Sus primeros trabajos los realizó atendiendo a un estilo semiexpresionista, lívido y sombrío; se ha considerado a menudo que evocaban a El Greco. Progresivamente comenzó a sentirse atraído por el arte de brillante colorido de los indios americanos y su escritura pictórica, y también por la expresividad de los muralistas mexicanos: Diego Rivera, Siqueiros y Orozco.
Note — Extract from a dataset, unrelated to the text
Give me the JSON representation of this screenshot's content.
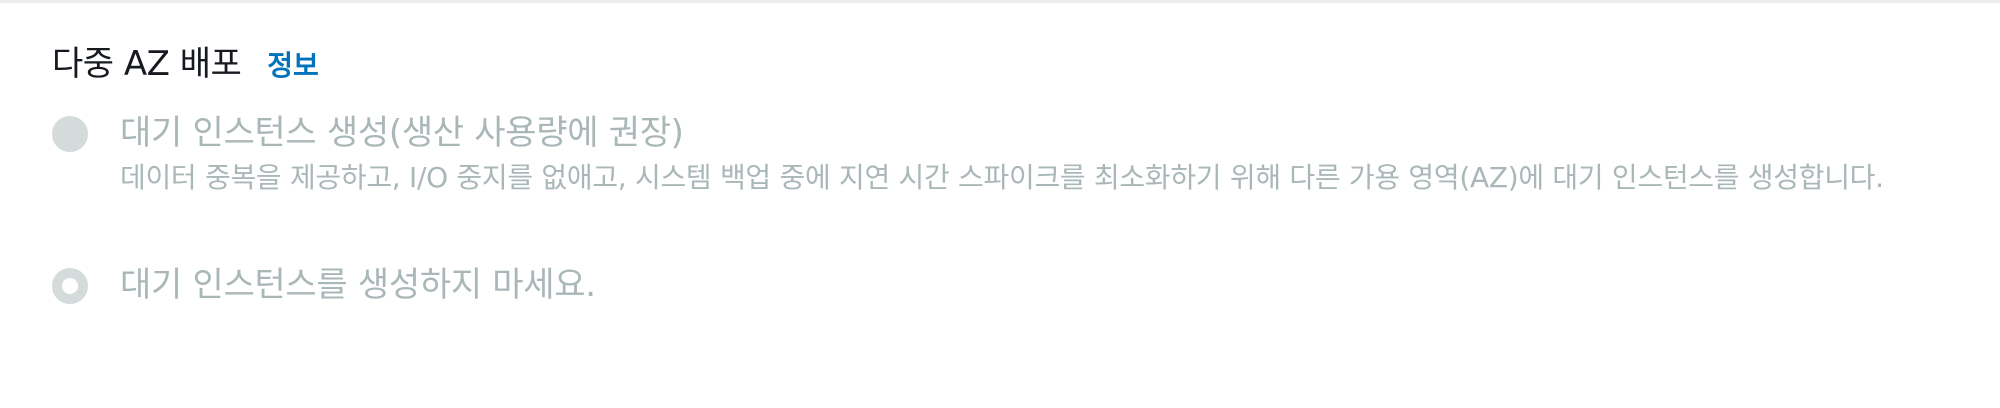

El surrealismo y la fase de Picasso más próxima a este movimiento también dejaron su huella en el artista de Wyoming.
Sus obras más conocidas, las realizadas con la técnica, o anti-técnica, del dripping se mostraron por primera vez en 1948: para llevarlas a cabo había trabajado danzando o moviéndose en torno a los lienzos, de gran formato y colocados en el suelo, no en el caballete, para poder desplazarse con mayor soltura en torno a ellos, entablando una relación diferente, más física e íntima, entre el artista y su creación.
Su objetivo último no era tanto atacar los valores del arte como entablar intimidad con la pintura
Pollock relacionó esta forma de trabajar con el rito por el que los indios americanos pintaban con arena en el suelo. En este procedimiento (resulta, en realidad, complicado llamarlo así), mente y espíritu se unían en una suerte de automatismo vinculado a la herencia surrealista europea.
Estas pinturas de Pollock ya no son representaciones directas ni simbólicas, sino terrenos que conservan los vestigios de la acción del pintor y atrapan su tiempo, su alma y su cuerpo. Para el norteamericano, en el proceso de pintar la pintura es un lugar, y a ella asocia violencia, vértigo, ansiedad y vacío. El proceso pictórico, además de creativo, es vital y emocional, y puede implicar incluso la destrucción y la tragedia.
La etapa más brillante de Pollock, entre finales de los cuarenta y comienzos de los cincuenta, se tradujo en piezas que poseen cierto sentido del ritmo, pese a su querencia por el azar.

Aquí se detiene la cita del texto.